There is one folder
your-GOAT-directory/app/database/data in which you can organize the data you want to load into the database.
The setup script will search for shapefiles (.shp) and SQL-table (.sql) dumps in this directory. All of the data will be uploaded as custom data tables into your database. In the following table schemas for the most important custom datasets are described:
Table name: study_area
Table name: landuse
Table name: landuse_additional
Table name: census
Table name: buildings_custom
Custom Population point data
Table name: population
All attributes labelled as “not null” are required attributes. The remaining attributes are option but are suggested if available as they will improve the results. The described custom tables are especially used for the provision of population data. It is important to keep the described naming convention as GOAT expects the attributes to be labeled as shown. Not all tables are required to run GOAT and depending on the availability of data one or the other option to process population data is used.
Accurate population data is of special importance for GOAT. Due to the variety of available data sets different options for handling population data are provided. There are defined four options for which the configuration file
your-GOAT-directory/app/config/goat_config.yaml can be adjusted:
Census Standard Data originating from a census grid is disaggregated proportionally on the building access level considering the residential gross floor area of buildings.
Census Extrapolation As census data is often out of data a procedure was developed that updates outdates census grids and disaggregates population on the building access level.
Population disaggregation Population is disaggregated from the districts of the study area to the building access level considering the residential gross floor area of buildings.
Custom population point data If custom population data sets is provided not disaggregation is performed.
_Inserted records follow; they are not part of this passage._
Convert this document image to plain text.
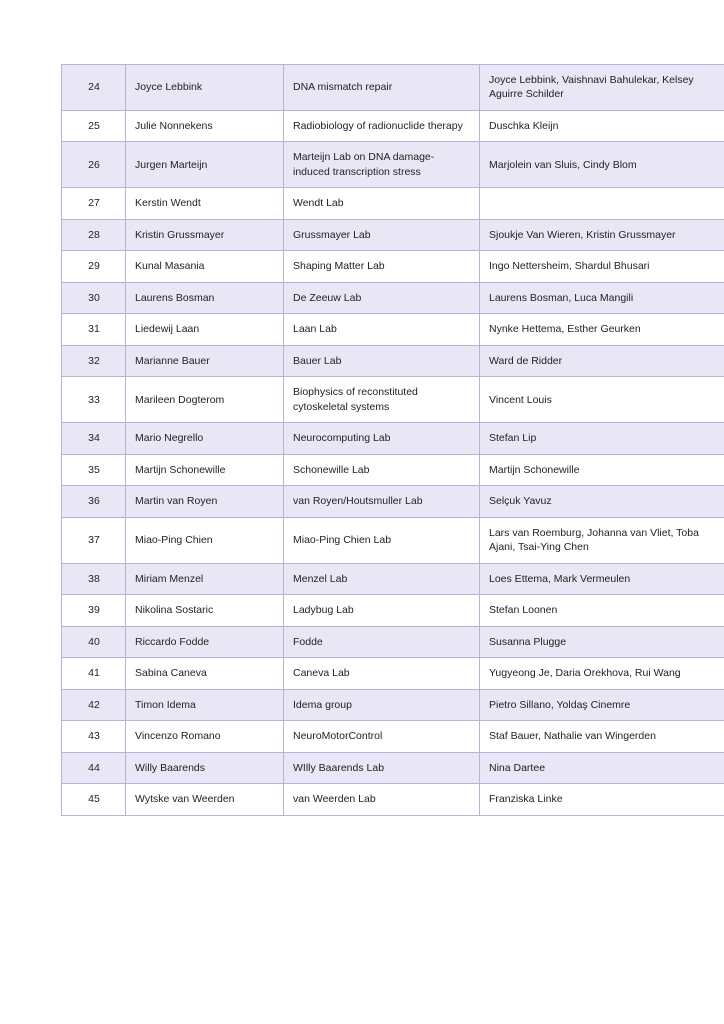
24	Joyce Lebbink	DNA mismatch repair	Joyce Lebbink, Vaishnavi Bahulekar, Kelsey Aguirre Schilder
25	Julie Nonnekens	Radiobiology of radionuclide therapy	Duschka Kleijn
26	Jurgen Marteijn	Marteijn Lab on DNA damage-induced transcription stress	Marjolein van Sluis, Cindy Blom
27	Kerstin Wendt	Wendt Lab	
28	Kristin Grussmayer	Grussmayer Lab	Sjoukje Van Wieren, Kristin Grussmayer
29	Kunal Masania	Shaping Matter Lab	Ingo Nettersheim, Shardul Bhusari
30	Laurens Bosman	De Zeeuw Lab	Laurens Bosman, Luca Mangili
31	Liedewij Laan	Laan Lab	Nynke Hettema, Esther Geurken
32	Marianne Bauer	Bauer Lab	Ward de Ridder
33	Marileen Dogterom	Biophysics of reconstituted cytoskeletal systems	Vincent Louis
34	Mario Negrello	Neurocomputing Lab	Stefan Lip
35	Martijn Schonewille	Schonewille Lab	Martijn Schonewille
36	Martin van Royen	van Royen/Houtsmuller Lab	Selçuk Yavuz
37	Miao-Ping Chien	Miao-Ping Chien Lab	Lars van Roemburg, Johanna van Vliet, Toba Ajani, Tsai-Ying Chen
38	Miriam Menzel	Menzel Lab	Loes Ettema, Mark Vermeulen
39	Nikolina Sostaric	Ladybug Lab	Stefan Loonen
40	Riccardo Fodde	Fodde	Susanna Plugge
41	Sabina Caneva	Caneva Lab	Yugyeong Je, Daria Orekhova, Rui Wang
42	Timon Idema	Idema group	Pietro Sillano, Yoldaş Cinemre
43	Vincenzo Romano	NeuroMotorControl	Staf Bauer, Nathalie van Wingerden
44	Willy Baarends	WIlly Baarends Lab	Nina Dartee
45	Wytske van Weerden	van Weerden Lab	Franziska Linke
For the modes “census_standard”, “census_extrapolation” and “disaggregation” buildings are classified into residential and non-residential. This is done based on a process called dasymetric mapping, which uses several filters and data such as landuse to properly label buildings.
In the configuration file
goat_config.yaml these filters can be adjusted. The default settings are mostly tailored to Munich therefore it is highly suggested to revise categorization if you work in another context.
- custom_landuse_no_residents: if you have the table “landuse” you can define landuse categories that are not residential
- custom_landuse_additional_no_residents: if you have the table “landuse_addition” you can define landuse categories that are not residential
- osm_landuse_no_residents: landuse categories from OSM that you label as not residential (Check: https://wiki.openstreetmap.org/wiki/landuse)
- building_types_potentially_residential: building type that should not be excluded – Note: many buildings are just labeled building=yes in OSM
- building_types_residential: building type that is for sure residential e.g. building=residential. This applied also to custom building data but mostly the OSM convention on building types is followed: https://wiki.openstreetmap.org/wiki/Key:building)
- tourism_no_residents: osm-tag tourism that has no residents (Check: https://wiki.openstreetmap.org/wiki/Tourism )
- amenity_no_residents: osm-tag amenity that has no residents (Check: https://wiki.openstreetmap.org/wiki/Key:amenity)
- minimum_building_size_residential: all buildings that have a smaller size than this are labeled as not residential (very often garages etc.)
- average_gross_living_area: the average gross living area in your study area per resident in m²
- average_building_levels: this is a fallback value in case no building levels are defined on the level of buildings or districts.
- average_roof_levels: this is a fallback value in case no roof levels are defined on the level of buildings or districts.
- average_height_per_level: this value is used to compute the number of building levels in case the height of buildings is know.